1.  Errors in blood pressure measurement are common: use correct technique, appropriately sized equipment for repeated measurement.
a.  All children 3 years of age or older: blood pressure measured at every pediatric visit.
b.  Appropriate cuff size essential for accurate measurement.
c.  Bladder width of cuff should be 40% of child's arm circumference, bladder should cover 80% or more of circumference of arm.
d.  At least 3 separate measurements to diagnose hypertension.

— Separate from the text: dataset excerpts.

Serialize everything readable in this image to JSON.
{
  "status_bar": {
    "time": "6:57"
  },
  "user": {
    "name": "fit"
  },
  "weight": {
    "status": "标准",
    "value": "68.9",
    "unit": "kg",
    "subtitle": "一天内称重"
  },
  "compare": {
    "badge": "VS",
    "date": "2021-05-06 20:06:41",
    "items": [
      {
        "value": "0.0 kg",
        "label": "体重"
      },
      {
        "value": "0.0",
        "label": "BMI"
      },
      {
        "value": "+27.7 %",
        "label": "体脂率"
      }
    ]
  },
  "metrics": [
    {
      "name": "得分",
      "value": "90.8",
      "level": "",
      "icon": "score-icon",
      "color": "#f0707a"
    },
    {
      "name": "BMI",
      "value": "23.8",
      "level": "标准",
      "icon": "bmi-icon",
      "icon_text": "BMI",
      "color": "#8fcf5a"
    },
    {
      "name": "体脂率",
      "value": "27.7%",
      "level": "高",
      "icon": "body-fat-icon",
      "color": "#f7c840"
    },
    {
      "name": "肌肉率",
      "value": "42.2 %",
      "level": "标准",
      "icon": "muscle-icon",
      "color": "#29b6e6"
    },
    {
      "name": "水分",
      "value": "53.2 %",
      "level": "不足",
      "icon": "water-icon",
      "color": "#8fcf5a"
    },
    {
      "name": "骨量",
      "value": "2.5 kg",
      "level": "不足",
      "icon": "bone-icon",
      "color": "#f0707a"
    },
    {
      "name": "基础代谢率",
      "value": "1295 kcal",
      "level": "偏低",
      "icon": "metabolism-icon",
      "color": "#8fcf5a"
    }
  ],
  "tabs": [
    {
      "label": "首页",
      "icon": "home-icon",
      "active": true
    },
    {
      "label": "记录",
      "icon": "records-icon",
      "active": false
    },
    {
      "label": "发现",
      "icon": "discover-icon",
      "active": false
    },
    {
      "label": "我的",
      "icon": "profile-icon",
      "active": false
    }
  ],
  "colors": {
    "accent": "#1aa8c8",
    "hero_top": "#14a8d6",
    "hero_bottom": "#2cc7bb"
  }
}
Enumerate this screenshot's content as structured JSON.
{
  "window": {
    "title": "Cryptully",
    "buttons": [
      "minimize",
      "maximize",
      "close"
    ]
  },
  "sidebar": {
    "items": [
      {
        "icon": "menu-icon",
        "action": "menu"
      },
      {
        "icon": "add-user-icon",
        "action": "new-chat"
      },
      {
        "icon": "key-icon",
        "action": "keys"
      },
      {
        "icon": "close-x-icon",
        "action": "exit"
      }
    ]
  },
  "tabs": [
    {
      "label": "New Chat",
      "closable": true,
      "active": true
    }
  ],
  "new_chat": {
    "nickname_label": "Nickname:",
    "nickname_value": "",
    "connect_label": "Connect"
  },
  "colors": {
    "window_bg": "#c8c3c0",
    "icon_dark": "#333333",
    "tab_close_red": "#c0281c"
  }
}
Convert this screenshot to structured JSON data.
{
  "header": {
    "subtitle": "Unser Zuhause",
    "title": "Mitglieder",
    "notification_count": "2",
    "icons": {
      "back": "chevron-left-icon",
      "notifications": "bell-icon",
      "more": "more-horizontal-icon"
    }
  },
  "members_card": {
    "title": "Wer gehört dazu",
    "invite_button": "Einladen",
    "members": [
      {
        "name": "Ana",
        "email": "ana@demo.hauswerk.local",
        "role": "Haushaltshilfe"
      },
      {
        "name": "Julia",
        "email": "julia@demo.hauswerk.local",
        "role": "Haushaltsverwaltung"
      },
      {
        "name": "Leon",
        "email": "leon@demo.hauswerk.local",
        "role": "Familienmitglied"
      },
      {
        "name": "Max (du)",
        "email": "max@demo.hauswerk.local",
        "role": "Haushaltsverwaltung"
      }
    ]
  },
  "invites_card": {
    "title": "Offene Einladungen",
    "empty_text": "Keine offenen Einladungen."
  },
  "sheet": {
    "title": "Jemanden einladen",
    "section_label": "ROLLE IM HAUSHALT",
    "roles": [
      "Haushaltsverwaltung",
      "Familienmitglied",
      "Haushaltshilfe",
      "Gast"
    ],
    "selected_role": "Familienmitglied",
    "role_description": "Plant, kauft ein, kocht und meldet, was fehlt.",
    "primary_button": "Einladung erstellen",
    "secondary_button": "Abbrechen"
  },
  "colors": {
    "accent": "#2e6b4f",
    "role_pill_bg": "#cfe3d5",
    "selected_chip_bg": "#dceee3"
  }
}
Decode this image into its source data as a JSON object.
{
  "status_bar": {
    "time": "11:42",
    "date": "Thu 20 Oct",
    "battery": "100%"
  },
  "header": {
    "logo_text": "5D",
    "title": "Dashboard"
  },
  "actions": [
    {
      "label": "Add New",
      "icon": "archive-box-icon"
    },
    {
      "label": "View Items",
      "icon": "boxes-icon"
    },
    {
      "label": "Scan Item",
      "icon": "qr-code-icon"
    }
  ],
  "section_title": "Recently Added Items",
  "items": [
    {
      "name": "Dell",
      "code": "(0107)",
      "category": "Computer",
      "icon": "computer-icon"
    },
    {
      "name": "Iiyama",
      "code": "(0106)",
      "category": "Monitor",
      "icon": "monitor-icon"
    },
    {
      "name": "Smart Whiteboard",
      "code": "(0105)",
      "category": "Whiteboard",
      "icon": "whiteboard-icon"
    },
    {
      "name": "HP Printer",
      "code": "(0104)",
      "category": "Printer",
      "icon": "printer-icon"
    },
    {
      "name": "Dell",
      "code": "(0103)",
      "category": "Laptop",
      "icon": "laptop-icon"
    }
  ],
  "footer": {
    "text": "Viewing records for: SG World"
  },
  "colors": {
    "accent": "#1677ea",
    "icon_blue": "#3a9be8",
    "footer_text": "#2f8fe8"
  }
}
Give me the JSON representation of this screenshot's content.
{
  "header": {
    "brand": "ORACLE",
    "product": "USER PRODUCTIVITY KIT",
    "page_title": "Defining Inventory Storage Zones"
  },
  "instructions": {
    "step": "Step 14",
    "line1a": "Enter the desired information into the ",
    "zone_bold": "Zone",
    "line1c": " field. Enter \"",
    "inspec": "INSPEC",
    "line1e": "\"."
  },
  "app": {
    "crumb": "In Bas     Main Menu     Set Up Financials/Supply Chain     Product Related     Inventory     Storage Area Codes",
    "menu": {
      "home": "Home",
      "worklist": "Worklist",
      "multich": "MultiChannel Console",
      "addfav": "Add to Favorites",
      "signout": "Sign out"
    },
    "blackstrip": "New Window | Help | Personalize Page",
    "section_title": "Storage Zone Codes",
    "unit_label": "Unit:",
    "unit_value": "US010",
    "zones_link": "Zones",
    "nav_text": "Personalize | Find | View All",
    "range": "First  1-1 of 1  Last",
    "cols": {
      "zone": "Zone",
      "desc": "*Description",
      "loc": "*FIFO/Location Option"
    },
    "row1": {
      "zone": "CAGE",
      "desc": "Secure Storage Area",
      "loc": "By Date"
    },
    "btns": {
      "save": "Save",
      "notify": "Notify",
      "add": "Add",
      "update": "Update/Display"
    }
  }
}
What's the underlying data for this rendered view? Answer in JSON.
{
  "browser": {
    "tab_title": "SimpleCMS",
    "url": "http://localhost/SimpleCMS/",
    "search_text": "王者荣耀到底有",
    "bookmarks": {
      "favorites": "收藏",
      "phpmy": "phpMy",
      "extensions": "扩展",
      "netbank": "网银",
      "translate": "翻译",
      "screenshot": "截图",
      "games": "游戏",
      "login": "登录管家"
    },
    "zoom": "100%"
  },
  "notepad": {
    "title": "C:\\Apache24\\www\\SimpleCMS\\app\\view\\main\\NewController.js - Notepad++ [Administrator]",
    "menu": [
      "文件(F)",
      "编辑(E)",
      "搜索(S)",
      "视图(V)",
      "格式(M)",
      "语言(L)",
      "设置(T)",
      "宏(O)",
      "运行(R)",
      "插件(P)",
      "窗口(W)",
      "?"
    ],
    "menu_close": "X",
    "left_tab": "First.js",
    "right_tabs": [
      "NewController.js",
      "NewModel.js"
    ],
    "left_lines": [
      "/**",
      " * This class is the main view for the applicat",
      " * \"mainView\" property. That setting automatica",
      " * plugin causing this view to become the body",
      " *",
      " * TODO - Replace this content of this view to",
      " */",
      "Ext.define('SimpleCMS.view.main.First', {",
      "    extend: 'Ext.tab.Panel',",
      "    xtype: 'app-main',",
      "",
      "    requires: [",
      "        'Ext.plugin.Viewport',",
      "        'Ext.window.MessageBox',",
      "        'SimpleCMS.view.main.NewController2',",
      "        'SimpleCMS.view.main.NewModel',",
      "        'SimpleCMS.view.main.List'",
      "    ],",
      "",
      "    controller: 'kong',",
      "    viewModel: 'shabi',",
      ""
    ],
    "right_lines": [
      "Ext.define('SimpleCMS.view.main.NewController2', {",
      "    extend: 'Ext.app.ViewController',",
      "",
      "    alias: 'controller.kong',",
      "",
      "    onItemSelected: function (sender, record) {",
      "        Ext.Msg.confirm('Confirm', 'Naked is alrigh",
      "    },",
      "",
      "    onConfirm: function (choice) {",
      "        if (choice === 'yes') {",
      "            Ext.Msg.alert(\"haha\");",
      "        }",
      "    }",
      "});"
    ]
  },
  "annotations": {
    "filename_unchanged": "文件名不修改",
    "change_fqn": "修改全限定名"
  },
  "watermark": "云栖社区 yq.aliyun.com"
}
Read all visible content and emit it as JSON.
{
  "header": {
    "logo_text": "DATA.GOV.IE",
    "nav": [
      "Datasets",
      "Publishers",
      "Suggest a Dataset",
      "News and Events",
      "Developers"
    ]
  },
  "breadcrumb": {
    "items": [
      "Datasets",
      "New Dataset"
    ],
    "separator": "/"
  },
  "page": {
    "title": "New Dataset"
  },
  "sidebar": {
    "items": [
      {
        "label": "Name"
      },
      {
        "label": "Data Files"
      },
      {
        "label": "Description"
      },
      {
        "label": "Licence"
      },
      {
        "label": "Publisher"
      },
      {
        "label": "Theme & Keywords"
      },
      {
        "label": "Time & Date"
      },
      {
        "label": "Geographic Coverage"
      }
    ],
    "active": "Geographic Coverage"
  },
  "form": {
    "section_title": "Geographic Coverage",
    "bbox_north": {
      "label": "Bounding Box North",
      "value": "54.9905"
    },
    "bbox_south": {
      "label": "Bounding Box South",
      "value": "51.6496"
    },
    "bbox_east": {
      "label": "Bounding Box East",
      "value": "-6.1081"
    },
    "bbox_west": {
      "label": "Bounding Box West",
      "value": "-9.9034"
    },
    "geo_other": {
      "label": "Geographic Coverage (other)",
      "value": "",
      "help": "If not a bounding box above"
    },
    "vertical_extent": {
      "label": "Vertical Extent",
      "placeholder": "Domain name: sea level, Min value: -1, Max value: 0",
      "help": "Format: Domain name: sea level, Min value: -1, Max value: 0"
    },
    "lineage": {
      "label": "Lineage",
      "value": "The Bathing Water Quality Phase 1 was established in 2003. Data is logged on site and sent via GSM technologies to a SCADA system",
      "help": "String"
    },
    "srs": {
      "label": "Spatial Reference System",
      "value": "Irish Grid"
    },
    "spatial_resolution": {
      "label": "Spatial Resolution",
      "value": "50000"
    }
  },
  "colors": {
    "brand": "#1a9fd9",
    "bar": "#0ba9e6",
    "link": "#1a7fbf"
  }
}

e.  Measurement should occur after 5 minutes of quiet; child should be seated with back supported and feet on floor.
f.  Auscultation preferred method.
g.  Right arm preferred for measurement.
h.  Ambulatory blood pressure monitoring may be utilized by specialists to more accurately delineate blood pressure readings throughout the day and night.
2.  For all identified as hypertensive:
a.  Serum electrolytes, blood urea nitrogen, and creatinine.
b.  Urinalysis and urine culture.
c.  Complete blood count.
d.  Renal ultrasound.
3.  If overweight and prehypertensive and for all hypertensive:
a.  Fasting lipid panel and fasting glucose.
4.  Drug screen if concern for use of licit or illicit drugs.
5.  Polysomnography if history elucidates snoring.
6.  Evaluation for end-organ damage may be ordered by specialists.
a.  Echocardiogram.
b.  Retinal exam.
c.  Plasma renin.
d.  Renovascular imaging.
e.  Plasma and urine steroid and catecholamine levels.